Word of the impending breakup - though not unexpected - still caught one of Manning's closest friends, center Jeff Saturday, off guard.
"I never thought it was a foregone conclusion," Saturday said. "I was always hopeful they'd get something worked out, and that he would be back in a horseshoe, but it doesn't look like that's going to happen."
That's what Manning wanted, too.
He had said in the past that his goal was to play his entire career in a Colts uniform, but a damaged nerve that forced him to have neck surgery kept him out of action for all of 2011.
"I can't tell you what an honor it is to go start-to-finish with the same organization here in Indianapolis. That is something I have always wanted to do as a rookie coming out," Manning said in July, after signing a five-year, $90 million contract. "Of course, you never know if that is possible, but after yesterday it is official that I will be an Indianapolis Colt for my entire career. I will not play for another team. My last down of football will be with the Colts, which means a great deal to me."
But things changed since last summer. Now it appears as though the Super Bowl champion won't be wearing No. 18 for Indy.
The question now, if he indeed goes, is where Manning might land if he is no longer a Colt.
It's still possible, however unlikely, that Manning could return to Indy for a lower price if he can prove he's healthy.
"This isn't an ankle, it isn't a shoulder. Often times the NFL is criticized for putting someone out there at risk, and I'm not going to doing that," Irsay said in January. "I think he and I just need to see where his health is because this isn't about money or anything else. It's about his life and his long-term health."
But based on some back-and-forth comments made by Manning and Irsay of late, indications were that the two were squabbling.
Manning's impending departure marks the end of a remarkably successful era that included the 2006 league title.
He started every meaningful game for 13 seasons in Indy, 227 straight including the playoffs, and took the Colts from perennial also-ran to one of the NFL's model franchises.

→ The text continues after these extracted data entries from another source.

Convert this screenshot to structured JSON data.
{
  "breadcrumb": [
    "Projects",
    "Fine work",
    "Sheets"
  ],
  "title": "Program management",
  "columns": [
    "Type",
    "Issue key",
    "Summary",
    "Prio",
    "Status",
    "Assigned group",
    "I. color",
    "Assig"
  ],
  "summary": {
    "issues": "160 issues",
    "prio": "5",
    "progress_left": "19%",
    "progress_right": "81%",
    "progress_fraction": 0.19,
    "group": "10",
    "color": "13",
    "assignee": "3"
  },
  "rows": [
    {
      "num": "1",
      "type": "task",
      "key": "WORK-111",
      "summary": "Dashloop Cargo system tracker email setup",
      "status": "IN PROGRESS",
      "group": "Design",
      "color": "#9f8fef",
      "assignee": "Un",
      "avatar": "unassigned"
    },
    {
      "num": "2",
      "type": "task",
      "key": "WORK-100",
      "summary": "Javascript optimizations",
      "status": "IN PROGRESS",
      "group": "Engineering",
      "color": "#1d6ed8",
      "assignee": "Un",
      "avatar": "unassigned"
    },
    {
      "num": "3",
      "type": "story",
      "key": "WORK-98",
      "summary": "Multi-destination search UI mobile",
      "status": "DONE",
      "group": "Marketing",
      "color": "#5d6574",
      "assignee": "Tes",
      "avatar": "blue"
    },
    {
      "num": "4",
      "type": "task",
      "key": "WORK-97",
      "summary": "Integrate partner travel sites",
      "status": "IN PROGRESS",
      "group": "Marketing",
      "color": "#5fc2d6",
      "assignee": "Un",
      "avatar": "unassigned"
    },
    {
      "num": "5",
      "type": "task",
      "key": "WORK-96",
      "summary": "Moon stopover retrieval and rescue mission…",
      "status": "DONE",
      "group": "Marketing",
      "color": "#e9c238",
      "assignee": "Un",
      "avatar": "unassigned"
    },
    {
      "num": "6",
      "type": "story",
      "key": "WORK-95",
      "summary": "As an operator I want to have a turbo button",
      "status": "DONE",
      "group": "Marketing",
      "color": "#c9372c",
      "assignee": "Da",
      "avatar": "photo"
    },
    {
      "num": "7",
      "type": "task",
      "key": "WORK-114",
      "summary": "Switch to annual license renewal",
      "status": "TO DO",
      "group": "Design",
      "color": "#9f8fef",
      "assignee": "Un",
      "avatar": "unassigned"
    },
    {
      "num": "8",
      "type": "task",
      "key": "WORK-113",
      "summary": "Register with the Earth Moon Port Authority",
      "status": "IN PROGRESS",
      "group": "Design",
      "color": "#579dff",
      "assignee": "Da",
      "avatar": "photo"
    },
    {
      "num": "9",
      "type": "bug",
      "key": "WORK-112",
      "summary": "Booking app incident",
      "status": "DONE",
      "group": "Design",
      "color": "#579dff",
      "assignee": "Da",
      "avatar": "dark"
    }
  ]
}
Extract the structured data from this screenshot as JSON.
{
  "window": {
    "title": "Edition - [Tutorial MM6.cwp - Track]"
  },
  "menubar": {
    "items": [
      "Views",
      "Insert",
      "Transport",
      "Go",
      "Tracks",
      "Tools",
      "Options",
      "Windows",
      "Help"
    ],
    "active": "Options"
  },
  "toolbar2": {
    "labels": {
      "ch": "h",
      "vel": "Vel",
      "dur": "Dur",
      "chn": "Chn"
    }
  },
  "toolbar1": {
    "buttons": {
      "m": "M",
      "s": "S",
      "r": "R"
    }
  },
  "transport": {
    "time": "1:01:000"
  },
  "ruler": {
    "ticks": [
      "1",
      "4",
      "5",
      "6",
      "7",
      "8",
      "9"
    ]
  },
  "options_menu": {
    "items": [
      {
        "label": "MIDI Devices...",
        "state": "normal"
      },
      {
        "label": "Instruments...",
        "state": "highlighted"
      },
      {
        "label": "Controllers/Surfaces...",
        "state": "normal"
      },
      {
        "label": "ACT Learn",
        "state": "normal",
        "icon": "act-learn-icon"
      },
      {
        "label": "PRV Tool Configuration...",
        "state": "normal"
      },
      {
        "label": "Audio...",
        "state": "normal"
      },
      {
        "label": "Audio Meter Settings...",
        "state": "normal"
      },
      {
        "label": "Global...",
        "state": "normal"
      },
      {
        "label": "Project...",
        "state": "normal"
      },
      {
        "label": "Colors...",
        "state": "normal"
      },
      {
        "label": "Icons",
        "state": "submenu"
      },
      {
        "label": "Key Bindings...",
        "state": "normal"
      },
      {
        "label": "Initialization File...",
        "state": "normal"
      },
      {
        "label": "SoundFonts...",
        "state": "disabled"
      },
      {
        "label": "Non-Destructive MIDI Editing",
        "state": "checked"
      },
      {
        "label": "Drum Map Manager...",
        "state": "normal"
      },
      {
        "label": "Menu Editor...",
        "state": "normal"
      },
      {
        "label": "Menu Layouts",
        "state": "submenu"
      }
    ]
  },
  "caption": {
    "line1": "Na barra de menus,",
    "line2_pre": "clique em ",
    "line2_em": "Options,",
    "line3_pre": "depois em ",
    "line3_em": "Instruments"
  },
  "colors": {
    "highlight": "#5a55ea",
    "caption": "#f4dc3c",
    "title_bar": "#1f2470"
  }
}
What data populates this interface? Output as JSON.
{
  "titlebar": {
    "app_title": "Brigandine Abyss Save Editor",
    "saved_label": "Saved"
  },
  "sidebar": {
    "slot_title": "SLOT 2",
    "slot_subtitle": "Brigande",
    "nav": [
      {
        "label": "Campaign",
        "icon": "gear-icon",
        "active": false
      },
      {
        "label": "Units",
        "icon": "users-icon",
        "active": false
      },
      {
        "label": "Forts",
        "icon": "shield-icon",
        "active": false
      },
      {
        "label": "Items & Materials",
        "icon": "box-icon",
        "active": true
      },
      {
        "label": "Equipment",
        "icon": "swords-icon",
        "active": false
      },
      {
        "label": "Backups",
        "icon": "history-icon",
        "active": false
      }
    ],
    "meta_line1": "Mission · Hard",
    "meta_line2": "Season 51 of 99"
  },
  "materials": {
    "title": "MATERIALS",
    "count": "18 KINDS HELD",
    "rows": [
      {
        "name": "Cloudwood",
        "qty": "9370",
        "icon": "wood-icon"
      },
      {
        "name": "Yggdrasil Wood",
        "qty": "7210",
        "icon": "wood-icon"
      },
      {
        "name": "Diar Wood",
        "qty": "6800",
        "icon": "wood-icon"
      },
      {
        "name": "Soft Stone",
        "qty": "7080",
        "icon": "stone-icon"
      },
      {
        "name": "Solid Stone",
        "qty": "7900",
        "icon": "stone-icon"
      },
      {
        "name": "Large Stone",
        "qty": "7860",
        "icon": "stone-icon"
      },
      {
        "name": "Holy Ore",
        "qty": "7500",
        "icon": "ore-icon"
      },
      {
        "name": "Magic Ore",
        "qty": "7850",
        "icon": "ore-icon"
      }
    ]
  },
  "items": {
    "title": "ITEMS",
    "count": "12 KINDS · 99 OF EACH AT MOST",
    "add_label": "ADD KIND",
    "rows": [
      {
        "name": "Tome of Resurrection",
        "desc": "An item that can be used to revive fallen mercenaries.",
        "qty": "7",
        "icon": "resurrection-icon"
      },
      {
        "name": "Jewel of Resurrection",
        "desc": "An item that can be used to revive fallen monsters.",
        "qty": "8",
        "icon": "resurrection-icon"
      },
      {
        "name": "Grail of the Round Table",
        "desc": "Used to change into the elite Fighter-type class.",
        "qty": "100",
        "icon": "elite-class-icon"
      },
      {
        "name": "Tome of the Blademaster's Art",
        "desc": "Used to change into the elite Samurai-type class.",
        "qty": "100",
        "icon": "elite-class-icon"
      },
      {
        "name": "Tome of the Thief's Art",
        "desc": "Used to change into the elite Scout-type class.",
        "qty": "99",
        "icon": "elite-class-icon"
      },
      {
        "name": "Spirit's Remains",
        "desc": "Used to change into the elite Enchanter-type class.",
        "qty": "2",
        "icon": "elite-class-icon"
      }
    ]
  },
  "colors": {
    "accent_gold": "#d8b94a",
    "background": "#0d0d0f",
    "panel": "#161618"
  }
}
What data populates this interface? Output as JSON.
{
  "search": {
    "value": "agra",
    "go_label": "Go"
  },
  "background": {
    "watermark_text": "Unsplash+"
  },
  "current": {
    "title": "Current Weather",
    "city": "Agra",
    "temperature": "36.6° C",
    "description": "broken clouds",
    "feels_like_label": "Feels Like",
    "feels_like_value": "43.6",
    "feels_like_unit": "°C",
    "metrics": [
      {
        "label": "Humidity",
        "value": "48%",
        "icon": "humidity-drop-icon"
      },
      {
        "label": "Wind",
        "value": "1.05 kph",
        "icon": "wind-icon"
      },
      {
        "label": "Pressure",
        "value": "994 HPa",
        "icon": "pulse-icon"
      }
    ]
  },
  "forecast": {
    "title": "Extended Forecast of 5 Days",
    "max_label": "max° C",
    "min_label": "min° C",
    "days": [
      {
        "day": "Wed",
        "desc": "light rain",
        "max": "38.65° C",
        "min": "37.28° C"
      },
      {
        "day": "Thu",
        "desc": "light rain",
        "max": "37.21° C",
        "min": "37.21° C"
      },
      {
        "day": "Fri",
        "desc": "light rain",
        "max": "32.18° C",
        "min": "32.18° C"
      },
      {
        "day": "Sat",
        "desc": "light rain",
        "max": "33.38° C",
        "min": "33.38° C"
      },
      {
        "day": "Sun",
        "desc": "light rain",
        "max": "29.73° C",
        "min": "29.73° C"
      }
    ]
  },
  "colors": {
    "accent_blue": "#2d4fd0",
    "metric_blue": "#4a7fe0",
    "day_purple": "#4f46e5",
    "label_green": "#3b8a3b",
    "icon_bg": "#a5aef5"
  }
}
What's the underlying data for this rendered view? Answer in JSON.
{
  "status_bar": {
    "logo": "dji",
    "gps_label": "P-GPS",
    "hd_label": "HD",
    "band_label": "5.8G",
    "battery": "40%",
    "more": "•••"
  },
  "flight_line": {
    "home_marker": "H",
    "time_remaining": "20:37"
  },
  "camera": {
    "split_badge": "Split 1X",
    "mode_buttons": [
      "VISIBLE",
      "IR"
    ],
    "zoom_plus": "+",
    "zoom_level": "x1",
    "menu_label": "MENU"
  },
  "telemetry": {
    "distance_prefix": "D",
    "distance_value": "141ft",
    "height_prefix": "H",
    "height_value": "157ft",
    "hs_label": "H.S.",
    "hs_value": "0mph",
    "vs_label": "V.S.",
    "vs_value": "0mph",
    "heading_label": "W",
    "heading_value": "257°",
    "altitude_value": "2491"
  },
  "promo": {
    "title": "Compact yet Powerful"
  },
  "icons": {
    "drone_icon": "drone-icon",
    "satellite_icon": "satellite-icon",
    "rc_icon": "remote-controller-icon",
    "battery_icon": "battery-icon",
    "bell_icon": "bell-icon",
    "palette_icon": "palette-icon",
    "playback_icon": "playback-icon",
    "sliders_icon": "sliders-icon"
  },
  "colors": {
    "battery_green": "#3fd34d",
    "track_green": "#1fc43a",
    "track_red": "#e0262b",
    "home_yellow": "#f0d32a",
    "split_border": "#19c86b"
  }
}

Indy broke the league record for most regular-season wins in a decade (115), tied Dallas' league record for most consecutive playoff appearances (nine) and the success changed Indy from a basketball town to an NFL town.
Manning is one of four players with more than 50,000 yards passing, one of three with more than 350 touchdown passes and one of two quarterbacks with more than 200 consecutive starts. He broke all of the franchise's major career passing records, previously held by Hall of Fame quarterback John Unitas, and he may not be finished.
Then, after making an early playoff exit in the 2010 season, Manning underwent another neck surgery to repair a damaged nerve that was causing weakness in his throwing arm.
When the nerve did not heal as quickly as expected, Manning had two vertebrae fused together in September, a surgery that forced him to miss the first game of his career. There are still questions about the strength of Manning's arm.
Still, he has insisted he plans to play football next season.